Bara begitu menyayangi Tama, walaupun Tama bukanlah darah dagingnya sendiri. Berbeda dengan Ainel yang tampak cuek melihat Tama. Bahkan malam-malam Bara lebih suka tidur di kamar Tama untuk mendampingi anaknya tidur.
Saat ini mereka sedang mencari seorang pengasuh yang khusus menjaga Tama, karena mbok Inah dan mang Bidin mau pulang kampung. Bara sedang mengupayakan pengasuhan terbaik untuk anaknya.

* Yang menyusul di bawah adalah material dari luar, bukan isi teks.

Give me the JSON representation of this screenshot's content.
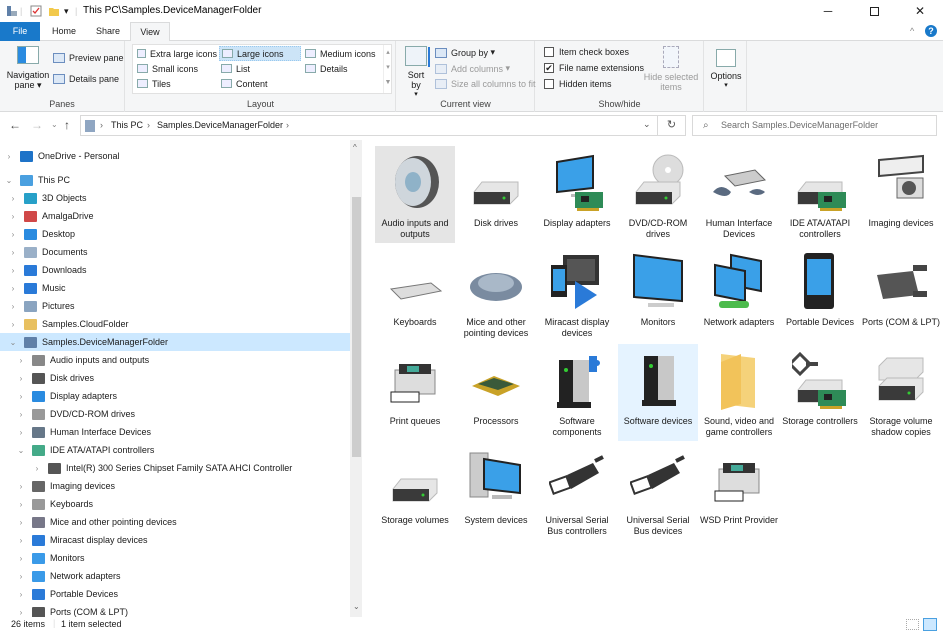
{
  "window": {
    "title": "This PC\\Samples.DeviceManagerFolder",
    "minimize_icon": "minimize-icon",
    "maximize_icon": "maximize-icon",
    "close_icon": "close-icon",
    "help_icon": "help-icon"
  },
  "tabs": [
    {
      "label": "File"
    },
    {
      "label": "Home"
    },
    {
      "label": "Share"
    },
    {
      "label": "View",
      "active": true
    }
  ],
  "ribbon": {
    "panes": {
      "label": "Panes",
      "navigation_pane": "Navigation pane",
      "preview_pane": "Preview pane",
      "details_pane": "Details pane"
    },
    "layout": {
      "label": "Layout",
      "options": [
        {
          "label": "Extra large icons"
        },
        {
          "label": "Large icons",
          "selected": true
        },
        {
          "label": "Medium icons"
        },
        {
          "label": "Small icons"
        },
        {
          "label": "List"
        },
        {
          "label": "Details"
        },
        {
          "label": "Tiles"
        },
        {
          "label": "Content"
        }
      ]
    },
    "current_view": {
      "label": "Current view",
      "sort_by": "Sort by",
      "group_by": "Group by",
      "add_columns": "Add columns",
      "size_columns": "Size all columns to fit"
    },
    "show_hide": {
      "label": "Show/hide",
      "item_check_boxes": {
        "label": "Item check boxes",
        "checked": false
      },
      "file_name_extensions": {
        "label": "File name extensions",
        "checked": true
      },
      "hidden_items": {
        "label": "Hidden items",
        "checked": false
      },
      "hide_selected": "Hide selected items",
      "check_mark": "✔"
    },
    "options": {
      "label": "Options"
    }
  },
  "address": {
    "crumbs": [
      "This PC",
      "Samples.DeviceManagerFolder"
    ],
    "separator": "›",
    "search_placeholder": "Search Samples.DeviceManagerFolder"
  },
  "tree": [
    {
      "label": "OneDrive - Personal",
      "level": 0,
      "expanded": false,
      "color": "#1e73c8"
    },
    {
      "label": "This PC",
      "level": 0,
      "expanded": true,
      "color": "#4aa0e0"
    },
    {
      "label": "3D Objects",
      "level": 1,
      "expanded": false,
      "color": "#27a0c8"
    },
    {
      "label": "AmalgaDrive",
      "level": 1,
      "expanded": false,
      "color": "#d04848"
    },
    {
      "label": "Desktop",
      "level": 1,
      "expanded": false,
      "color": "#2a8be0"
    },
    {
      "label": "Documents",
      "level": 1,
      "expanded": false,
      "color": "#9ab0c8"
    },
    {
      "label": "Downloads",
      "level": 1,
      "expanded": false,
      "color": "#2a7ad8"
    },
    {
      "label": "Music",
      "level": 1,
      "expanded": false,
      "color": "#2a7ad8"
    },
    {
      "label": "Pictures",
      "level": 1,
      "expanded": false,
      "color": "#8aa4c0"
    },
    {
      "label": "Samples.CloudFolder",
      "level": 1,
      "expanded": false,
      "color": "#e8c060"
    },
    {
      "label": "Samples.DeviceManagerFolder",
      "level": 1,
      "expanded": true,
      "selected": true,
      "color": "#6080a8"
    },
    {
      "label": "Audio inputs and outputs",
      "level": 2,
      "expanded": false,
      "color": "#888"
    },
    {
      "label": "Disk drives",
      "level": 2,
      "expanded": false,
      "color": "#555"
    },
    {
      "label": "Display adapters",
      "level": 2,
      "expanded": false,
      "color": "#2a8be0"
    },
    {
      "label": "DVD/CD-ROM drives",
      "level": 2,
      "expanded": false,
      "color": "#999"
    },
    {
      "label": "Human Interface Devices",
      "level": 2,
      "expanded": false,
      "color": "#678"
    },
    {
      "label": "IDE ATA/ATAPI controllers",
      "level": 2,
      "expanded": true,
      "color": "#4a8"
    },
    {
      "label": "Intel(R) 300 Series Chipset Family SATA AHCI Controller",
      "level": 3,
      "expanded": false,
      "color": "#555"
    },
    {
      "label": "Imaging devices",
      "level": 2,
      "expanded": false,
      "color": "#666"
    },
    {
      "label": "Keyboards",
      "level": 2,
      "expanded": false,
      "color": "#999"
    },
    {
      "label": "Mice and other pointing devices",
      "level": 2,
      "expanded": false,
      "color": "#778"
    },
    {
      "label": "Miracast display devices",
      "level": 2,
      "expanded": false,
      "color": "#2a7ad8"
    },
    {
      "label": "Monitors",
      "level": 2,
      "expanded": false,
      "color": "#3a9ae8"
    },
    {
      "label": "Network adapters",
      "level": 2,
      "expanded": false,
      "color": "#3a9ae8"
    },
    {
      "label": "Portable Devices",
      "level": 2,
      "expanded": false,
      "color": "#2a7ad8"
    },
    {
      "label": "Ports (COM & LPT)",
      "level": 2,
      "expanded": false,
      "color": "#555"
    }
  ],
  "items": [
    {
      "label": "Audio inputs and outputs",
      "icon": "speaker-icon",
      "state": "selected"
    },
    {
      "label": "Disk drives",
      "icon": "disk-drive-icon"
    },
    {
      "label": "Display adapters",
      "icon": "display-adapter-icon"
    },
    {
      "label": "DVD/CD-ROM drives",
      "icon": "dvd-drive-icon"
    },
    {
      "label": "Human Interface Devices",
      "icon": "hid-icon"
    },
    {
      "label": "IDE ATA/ATAPI controllers",
      "icon": "ide-controller-icon"
    },
    {
      "label": "Imaging devices",
      "icon": "camera-icon"
    },
    {
      "label": "Keyboards",
      "icon": "keyboard-icon"
    },
    {
      "label": "Mice and other pointing devices",
      "icon": "mouse-icon"
    },
    {
      "label": "Miracast display devices",
      "icon": "miracast-icon"
    },
    {
      "label": "Monitors",
      "icon": "monitor-icon"
    },
    {
      "label": "Network adapters",
      "icon": "network-adapter-icon"
    },
    {
      "label": "Portable Devices",
      "icon": "phone-icon"
    },
    {
      "label": "Ports (COM & LPT)",
      "icon": "port-icon"
    },
    {
      "label": "Print queues",
      "icon": "printer-icon"
    },
    {
      "label": "Processors",
      "icon": "processor-icon"
    },
    {
      "label": "Software components",
      "icon": "software-component-icon"
    },
    {
      "label": "Software devices",
      "icon": "software-device-icon",
      "state": "hover"
    },
    {
      "label": "Sound, video and game controllers",
      "icon": "folder-icon"
    },
    {
      "label": "Storage controllers",
      "icon": "storage-controller-icon"
    },
    {
      "label": "Storage volume shadow copies",
      "icon": "shadow-copy-icon"
    },
    {
      "label": "Storage volumes",
      "icon": "storage-volume-icon"
    },
    {
      "label": "System devices",
      "icon": "computer-icon"
    },
    {
      "label": "Universal Serial Bus controllers",
      "icon": "usb-icon"
    },
    {
      "label": "Universal Serial Bus devices",
      "icon": "usb-icon"
    },
    {
      "label": "WSD Print Provider",
      "icon": "printer-icon"
    }
  ],
  "status": {
    "count": "26 items",
    "selection": "1 item selected"
  }
}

"Nak Bara gak kerja?" tanya mbok Inah pelan saat jam tujuh pagi melihat Bara masih bermain bersama Tama.
"Kerja, mbok," jawab Bara masih menciumi pipi Tama yang lembut.
"Coba non Ainel mau menerima nak Tama sebagaimana mestinya ya," gumam mbok Inah sambil mengganti popok Tama yang basah.
"Kita tidak bisa memaksanya, mbok," jawab Bara.
"Iya, padahal anak ganteng begini. Putih mulus, pipinya gembul. Aduh, mbok jadi gemes liatnya," ujar mbok Inah menciumi pipi Tama.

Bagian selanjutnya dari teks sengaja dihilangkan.